The wild and suspenseful story of one of the most crucial and least known campaigns of the Revolutionary War when America’s scrappy navy took on the full might of Britain’s sea power.

During the summer of 1776, a British incursion from Canada loomed. In response, citizen soldiers of the newly independent nation mounted a heroic defense. Patriots constructed a small fleet of gunboats on Lake Champlain in northern New York and confronted the Royal Navy in a desperate three-day battle near Valcour Island. Their effort surprised the arrogant British and forced the enemy to call off their invasion.

Jack Kelly’s Valcour is a story of people. The northern campaign of 1776 was led by the underrated general Philip Schuyler (Hamilton’s father-in-law), the ambitious former British officer Horatio Gates, and the notorious Benedict Arnold. An experienced sea captain, Arnold devised a brilliant strategy that confounded his slow-witted opponents.

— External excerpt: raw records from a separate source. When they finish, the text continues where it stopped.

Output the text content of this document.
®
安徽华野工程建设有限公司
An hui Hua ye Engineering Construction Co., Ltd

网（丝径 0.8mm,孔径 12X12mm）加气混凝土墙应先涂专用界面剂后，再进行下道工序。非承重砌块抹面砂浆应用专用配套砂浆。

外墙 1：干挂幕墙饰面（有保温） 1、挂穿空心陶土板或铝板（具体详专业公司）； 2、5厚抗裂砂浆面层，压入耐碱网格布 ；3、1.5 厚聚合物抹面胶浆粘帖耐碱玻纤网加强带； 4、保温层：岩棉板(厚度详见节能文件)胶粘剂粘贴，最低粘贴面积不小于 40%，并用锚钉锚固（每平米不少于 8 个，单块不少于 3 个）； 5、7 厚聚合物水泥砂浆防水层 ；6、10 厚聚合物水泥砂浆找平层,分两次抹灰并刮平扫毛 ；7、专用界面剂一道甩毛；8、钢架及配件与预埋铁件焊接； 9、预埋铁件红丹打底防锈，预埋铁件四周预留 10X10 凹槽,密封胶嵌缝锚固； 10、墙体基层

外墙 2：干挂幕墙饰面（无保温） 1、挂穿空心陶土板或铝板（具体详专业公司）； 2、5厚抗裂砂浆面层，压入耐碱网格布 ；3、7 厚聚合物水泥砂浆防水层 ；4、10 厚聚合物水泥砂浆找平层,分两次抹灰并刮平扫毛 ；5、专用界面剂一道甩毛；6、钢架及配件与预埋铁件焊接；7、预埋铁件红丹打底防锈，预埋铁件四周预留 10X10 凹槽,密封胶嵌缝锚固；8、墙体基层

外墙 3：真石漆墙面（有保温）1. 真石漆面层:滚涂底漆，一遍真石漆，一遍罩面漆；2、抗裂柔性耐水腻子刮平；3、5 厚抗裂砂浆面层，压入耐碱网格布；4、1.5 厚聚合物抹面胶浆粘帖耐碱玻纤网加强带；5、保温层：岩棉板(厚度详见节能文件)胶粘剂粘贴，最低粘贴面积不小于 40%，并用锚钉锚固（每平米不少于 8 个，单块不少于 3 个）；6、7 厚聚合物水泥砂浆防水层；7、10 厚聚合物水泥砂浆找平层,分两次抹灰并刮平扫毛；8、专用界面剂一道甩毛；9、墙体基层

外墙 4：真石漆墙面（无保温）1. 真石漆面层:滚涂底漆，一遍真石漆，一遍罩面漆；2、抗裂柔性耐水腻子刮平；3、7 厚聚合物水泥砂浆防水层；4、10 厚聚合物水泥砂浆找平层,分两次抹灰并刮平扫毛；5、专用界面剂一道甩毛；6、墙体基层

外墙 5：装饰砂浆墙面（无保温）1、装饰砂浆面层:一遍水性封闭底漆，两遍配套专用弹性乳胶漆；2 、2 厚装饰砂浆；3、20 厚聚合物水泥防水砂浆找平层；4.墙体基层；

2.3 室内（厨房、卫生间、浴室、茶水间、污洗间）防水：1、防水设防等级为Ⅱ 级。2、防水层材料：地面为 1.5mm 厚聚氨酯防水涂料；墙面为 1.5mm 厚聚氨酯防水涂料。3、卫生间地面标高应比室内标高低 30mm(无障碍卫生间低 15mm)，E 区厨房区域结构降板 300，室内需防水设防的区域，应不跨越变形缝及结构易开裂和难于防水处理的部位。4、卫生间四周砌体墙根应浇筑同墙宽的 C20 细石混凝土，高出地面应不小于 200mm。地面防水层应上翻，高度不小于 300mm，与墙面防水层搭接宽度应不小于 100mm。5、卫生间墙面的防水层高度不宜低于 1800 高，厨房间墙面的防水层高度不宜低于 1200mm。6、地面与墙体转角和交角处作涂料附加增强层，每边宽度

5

America’s independence hung in the balance during 1776. Patriots endured one defeat after another. But two events turned the tide: Washington’s bold attack on Trenton and the equally audacious fight at Valcour Island. Together, they stunned the enemy and helped preserve the cause of liberty.

This is a great history of the early revolutionary conflict im the Champlain Valley.  It adequately describes and vividly depicts the hardships that were faced trying to build the American fleet in order to delay the British from coming down Lake Champlain.  The book begins at the American retreat from Montreal, touches on the smallpox epidemic, and goes on to describe the people involved, the building of the American fleet, Benedict Arnold’s struggles with various idiotic military and government personnel, and finally the battle and aftermath, ending before Washington crosses the Delaware.  A fascinating but not necessarily widely known time period and I think the book is interesting, informative, and readable for history buffs and those with casual interest alike.

I think a super broad overview of prior events would have been helpful at the beginning, but Kelly drops us right into the story with Arnold leaving Canada. The book got off to a tad of a rough start for me without that broader context. The smallpox epidemic and the American retreat were terrible in terms of casualties and defeated morale, and it would have been a perfect starting point within a broader context. 

Once the Americans regrouped and fielded their sick, building a fleet was the next challenge.  Finding sailors. Food and hygiene. Native American relations.  Court tribunals and Arnold’s famous temper.  There is so much to consider!

Arnold is a fascinating historical figure and I liked how both he and Carleton, the British general, were shown. Ever wonder what led up to Arnold turning sides? Ever wonder how men on the ships relieved themselves? I have to say I never thought of rags on a rope but Kelly really brings the soldiers and ships to life.  A good history book makes me feel submerged in the events!

((Personal opinion: It always shocks me how Arnold is mostly only taught as a traitor, he is really so freaking interesting and got shafted))

Other than the beginning, I also felt like the maps left out a few necessary landmarks, like île Aux Noix.  The island was a horror show during the American retreat and totally deserves to be on the map, but I don’t have many other qualms about this book.  One is that if Kelly is going to call Canada Canada in 1776, why not mention Plattsburgh since pretty much anyone can put Plattsburgh on a map?  Small things.

Generally I found this to be a very readable account of the early revolutionary struggles in the Champlain Valley.  It briefly ties in the Declaration of Independence, naming of the states, and some of George Washington’s struggles too, so that is fun, but there isn’t a ton of revolutionary information not related to the lake.

If you like nonfiction, read Valcour. If you prefer fiction with a lot more detail and intrigue – read Rabble in Arms and in larger part, The Arundel Chronicles by Kenneth Roberts. I felt like Kelly took the outline straight out of Arundel #3, and the historical accuracy of either is pretty legit.

Now I’m sad because I hope I wrote a coherent sounding review without dragging too much of my own knowledge and prior reading into it!